Ask Slashdot: Mathematical Fiction?
An anonymous reader writes "Neal Stephenson's 1999 Cryptonomicon was a great yarn. It was also a thoroughly enjoyable (and too short) romp through some mathematics. Where can I find more of that? I should say that I don't want SF — at least none of the classic SF I read voraciously in the 70s; it's just not the same thing, and far too often just a puppet-theatre for an author's philosophical rant. Has any author managed to hit the same vein as Stephenson did? (Good non-fiction math-reads are also gratefully accepted. What have you got?)"
> Has any author managed to hit the same vein as Stephenson did?
Yes, he's called Neal Stephenson: Baroque Cycle is certainly not too short, and Anathem is beautifully mathematical.
Over a hundred years old and well ahead of it's time.
Hostadter also wrote "Metamagical Themas" - both the book and the articles in Scientific American for some time. Those two books were some of the best reads I've ever enjoyed.
I can't believe nobody here has posted this yet...
One of the most underrated books ever written is Alice in Wonderland. No, it's not "just" an absurdist children's tale. The author, "Lewis Carroll," was really the mathematician and logician Charles Lutwidge Dodgson -- and some mathematicians claim that almost everything that happens in the book is an allegory of a mathematical theorem or algorithm of some kind. I'm not qualified to say, but it is a marvelous work, and some people have written mathematical footnotes for it.
You may like 50 shades of Grey, it has the number 50 on it.
The sequel "Flatterland" (by Ian Stewart, who also wrote "The Annotated Flatland", which is exactly what it says on the tin, and contributed to the excellent "Science of Discworld" trilogy) and parallel novel "The Planiverse" (by A. K. Dewdney) are also quite good.
Flatterland covers a lot of advanced math and physics, via the adventures of A. Square's great-granddaughter Victoria Line, while The Planiverse examines what physics, chemistry, biology, and societies would be like in a two-dimensional universe.

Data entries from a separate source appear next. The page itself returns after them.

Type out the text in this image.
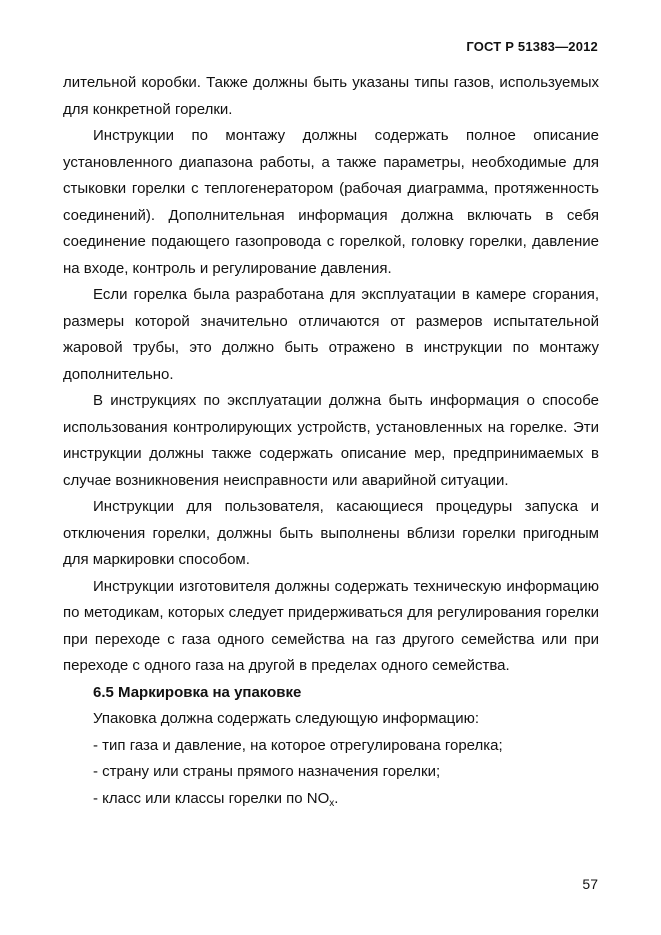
ГОСТ Р 51383—2012

лительной коробки. Также должны быть указаны типы газов, используемых для конкретной горелки.

Инструкции по монтажу должны содержать полное описание установленного диапазона работы, а также параметры, необходимые для стыковки горелки с теплогенератором (рабочая диаграмма, протяженность соединений). Дополнительная информация должна включать в себя соединение подающего газопровода с горелкой, головку горелки, давление на входе, контроль и регулирование давления.

Если горелка была разработана для эксплуатации в камере сгорания, размеры которой значительно отличаются от размеров испытательной жаровой трубы, это должно быть отражено в инструкции по монтажу дополнительно.

В инструкциях по эксплуатации должна быть информация о способе использования контролирующих устройств, установленных на горелке. Эти инструкции должны также содержать описание мер, предпринимаемых в случае возникновения неисправности или аварийной ситуации.

Инструкции для пользователя, касающиеся процедуры запуска и отключения горелки, должны быть выполнены вблизи горелки пригодным для маркировки способом.

Инструкции изготовителя должны содержать техническую информацию по методикам, которых следует придерживаться для регулирования горелки при переходе с газа одного семейства на газ другого семейства или при переходе с одного газа на другой в пределах одного семейства.

6.5 Маркировка на упаковке

Упаковка должна содержать следующую информацию:

- тип газа и давление, на которое отрегулирована горелка;

- страну или страны прямого назначения горелки;

- класс или классы горелки по $NO_x$.

57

Anathem is one of the best books I've read in years, and if the opening chapters don't grip you you're missing something badly. Having said that, most of Anathem's jokes are based on a strong knowledge of etymology and of the history of western (especially Greek) philosophy, so if you're not strong on those subjects a lot of it will go WHOOOOOSH over your head. But, that's just the same as most of Cryptonomicon's jokes requiring a knowledge of mathematics. Stephenson expects his readers to be well and widely read and to have an intelligent understanding of what they've read; he's not 'easy reading'.
I'm old enough to remember when discussions on Slashdot were well informed.